The median time to progression in our population was 15.6 months, which is comparable to the GOG218, ICON7 and OSCAR study results (14.1, 16.0 and 15.4 months, respectively) [3, 4, 6]. On the other hand, the PFS of 15.6 months in our study is significantly shorter than PFS of 25.5 months in the international ROSiA study ; however, in ROSiA bevacizumab treatment was continued up to 24 months and 23% of patients had a stage I–IIIA disease, whereas the median number of bevacizumab cycles in our study was 15 cycles and 96% of our patients presented with FIGO stage IIIb–IV disease.
The main limitations of our study are the small patient size and the lack of a control arm.
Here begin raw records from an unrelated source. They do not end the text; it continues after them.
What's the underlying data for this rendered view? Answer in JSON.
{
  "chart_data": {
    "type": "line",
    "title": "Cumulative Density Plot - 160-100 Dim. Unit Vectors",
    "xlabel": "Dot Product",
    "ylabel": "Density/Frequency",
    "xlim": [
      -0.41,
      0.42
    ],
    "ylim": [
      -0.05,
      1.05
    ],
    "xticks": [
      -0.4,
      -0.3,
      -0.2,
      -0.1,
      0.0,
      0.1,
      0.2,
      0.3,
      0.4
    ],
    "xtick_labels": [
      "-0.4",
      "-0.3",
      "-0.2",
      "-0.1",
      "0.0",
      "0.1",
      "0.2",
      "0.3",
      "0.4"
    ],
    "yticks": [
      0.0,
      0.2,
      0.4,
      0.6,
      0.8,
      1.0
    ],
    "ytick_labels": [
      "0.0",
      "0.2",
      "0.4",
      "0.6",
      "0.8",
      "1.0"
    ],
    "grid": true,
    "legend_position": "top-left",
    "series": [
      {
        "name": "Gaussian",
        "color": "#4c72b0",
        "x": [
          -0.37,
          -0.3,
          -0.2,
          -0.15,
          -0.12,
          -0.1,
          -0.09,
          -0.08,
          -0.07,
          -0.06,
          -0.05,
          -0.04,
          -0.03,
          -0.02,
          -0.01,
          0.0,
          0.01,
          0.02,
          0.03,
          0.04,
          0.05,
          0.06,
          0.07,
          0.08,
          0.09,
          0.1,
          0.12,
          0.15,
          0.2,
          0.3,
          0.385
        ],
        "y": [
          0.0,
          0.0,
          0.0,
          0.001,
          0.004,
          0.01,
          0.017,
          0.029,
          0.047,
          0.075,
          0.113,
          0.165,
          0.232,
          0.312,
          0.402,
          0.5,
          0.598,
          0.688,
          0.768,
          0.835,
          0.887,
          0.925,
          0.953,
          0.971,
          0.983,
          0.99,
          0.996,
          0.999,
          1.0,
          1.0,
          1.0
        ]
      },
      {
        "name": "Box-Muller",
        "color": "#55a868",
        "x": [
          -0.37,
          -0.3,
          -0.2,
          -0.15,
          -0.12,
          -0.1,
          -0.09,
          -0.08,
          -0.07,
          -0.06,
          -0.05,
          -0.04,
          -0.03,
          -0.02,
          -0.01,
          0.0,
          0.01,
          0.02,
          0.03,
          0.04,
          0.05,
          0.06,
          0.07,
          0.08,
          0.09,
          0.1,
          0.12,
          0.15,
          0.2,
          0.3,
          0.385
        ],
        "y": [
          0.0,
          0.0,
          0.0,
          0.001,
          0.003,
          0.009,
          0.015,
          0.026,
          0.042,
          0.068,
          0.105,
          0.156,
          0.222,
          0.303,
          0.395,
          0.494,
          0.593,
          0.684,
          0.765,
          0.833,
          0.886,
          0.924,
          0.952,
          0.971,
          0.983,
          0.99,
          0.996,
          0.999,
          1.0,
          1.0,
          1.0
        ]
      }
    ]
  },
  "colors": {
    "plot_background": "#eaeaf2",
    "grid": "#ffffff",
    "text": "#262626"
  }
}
To our knowledge, this is the first study which reflects real-world Austria-based clinical practice, including patients with pre-existing morbidities. Our results show encouraging evidence that the routine use of front-line bevacizumab for advanced ovarian cancer is associated with high safety and efficacy comparable with those obtained in randomized phase III clinical trials; however, hypertension and proteinuria were reported significantly more often in our Austria-based real-world population.
Conflict of interest
I. Tsibulak received honoraria for lectures and congress travel support from Roche (not related to this manuscript). S. Polterauer received honoraria for lectures from Roche (not related to this manuscript). A. Reinthaller declares no competing interests. C. Schauer declares no competing interests. J. Berger receives salary as employee of Roche Austria. C. Marth received honoraria for lectures, congress travel support and consulting fees from Roche, he also declared participation on a data safety monitoring board and advisory board for Roche (not related to this manuscript).